Thursday, March 23, 2006

NEWSDAY ALERT!! I'm back in today's "Punchlines" column in Newsday and with not one, but TWO jokes! Here's the link: Newsday

Top 5 Reasons Afghanistan Wants to Execute the Convert to Christianity

5) The Kabul Mall just isn't ready for Christmas sales

4) No one wants to see a bunch of "What Would Jesus Do?" t-shirts in Farsi

3) Now everyone's gonna want all the Christian holidays off from work... if there was any work

2) Two Words: Pat Robertson

1) The Christianity they can take, the Gospel music they can't

Charlie's Not Buying It
Actor Charlie Sheen says he refuses to accept the official explanation for 9/11. Sheen is instead pinning the blame on what he's always considered to be the world's biggest menace: overpriced hookers.

Holloway Break?
Aruban authorities reportedly have a new witness in the disappearance of Alabama teen Natalee Holloway and will conduct another search for her body.
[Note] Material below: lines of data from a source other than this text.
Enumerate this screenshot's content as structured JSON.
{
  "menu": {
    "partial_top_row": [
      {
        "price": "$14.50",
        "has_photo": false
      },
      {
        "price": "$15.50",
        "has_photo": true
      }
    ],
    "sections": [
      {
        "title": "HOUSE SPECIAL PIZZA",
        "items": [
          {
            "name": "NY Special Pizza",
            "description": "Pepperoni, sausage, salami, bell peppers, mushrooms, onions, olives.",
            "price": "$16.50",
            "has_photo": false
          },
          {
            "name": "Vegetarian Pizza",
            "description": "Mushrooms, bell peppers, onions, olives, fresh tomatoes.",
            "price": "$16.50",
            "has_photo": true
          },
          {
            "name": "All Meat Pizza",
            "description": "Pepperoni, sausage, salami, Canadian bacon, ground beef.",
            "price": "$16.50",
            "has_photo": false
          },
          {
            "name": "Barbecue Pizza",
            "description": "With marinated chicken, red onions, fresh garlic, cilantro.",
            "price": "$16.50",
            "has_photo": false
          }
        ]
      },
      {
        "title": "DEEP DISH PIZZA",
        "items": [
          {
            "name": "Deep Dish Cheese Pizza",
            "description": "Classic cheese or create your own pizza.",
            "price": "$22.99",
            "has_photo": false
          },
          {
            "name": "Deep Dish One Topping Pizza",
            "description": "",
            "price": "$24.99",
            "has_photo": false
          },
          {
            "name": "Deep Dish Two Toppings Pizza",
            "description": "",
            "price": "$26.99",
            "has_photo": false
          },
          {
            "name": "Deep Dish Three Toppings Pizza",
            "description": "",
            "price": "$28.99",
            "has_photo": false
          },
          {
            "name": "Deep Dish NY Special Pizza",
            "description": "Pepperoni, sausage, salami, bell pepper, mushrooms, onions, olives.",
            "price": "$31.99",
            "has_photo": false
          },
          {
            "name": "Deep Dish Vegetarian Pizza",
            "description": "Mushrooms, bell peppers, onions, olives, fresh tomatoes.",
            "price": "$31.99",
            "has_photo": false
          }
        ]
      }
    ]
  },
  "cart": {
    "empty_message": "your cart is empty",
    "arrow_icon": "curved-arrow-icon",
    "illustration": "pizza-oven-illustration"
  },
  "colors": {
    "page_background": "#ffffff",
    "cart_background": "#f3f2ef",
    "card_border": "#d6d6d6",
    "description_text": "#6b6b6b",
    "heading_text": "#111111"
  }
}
In reaction to the story, CNN is renewing the Nancy Grace show for another six months.

Journalism Dangers
Reporters who go to Iraq still face grave danger from snipers... and when the right wing bloggers get through with them, they have to try to avoid the terrorists.

SAT Screw Up
The College Board says it feels "awful" about grading errors that so far have left about 4,500 students with lower SAT scores. Officials say they only enjoy ruining kids' lives with arbitrary and useless tests, not because of technical errors.

Dog Handler Jailed
U.S. citizens are showing little mercy for the jailed army dog handler who used the animals to terrorize Iraqi prisoners in abu Ghraib. Americans just can't understand why he would subject innocent dogs to those kinds of people.

Barbara's Gift
Former first lady Barbara Bush has donated thousands of dollars to the Bush-Clinton Katrina Fund with specific instructions that the money be spent on educational programs. If only she had cared as much about educating her own kids.

Cheney Dinner
Vice President Cheney will be speaking this evening in Tucson at a $500-a-plate fund-raiser. The guests will have to be rich and courageous, because the main course is quail.

Skid Row Stat
An L.A. hospital has been caught dumping patients on skid row. They're actually doing them a favor; once you get finished paying the medical bills, that's where you're going to end up anyway.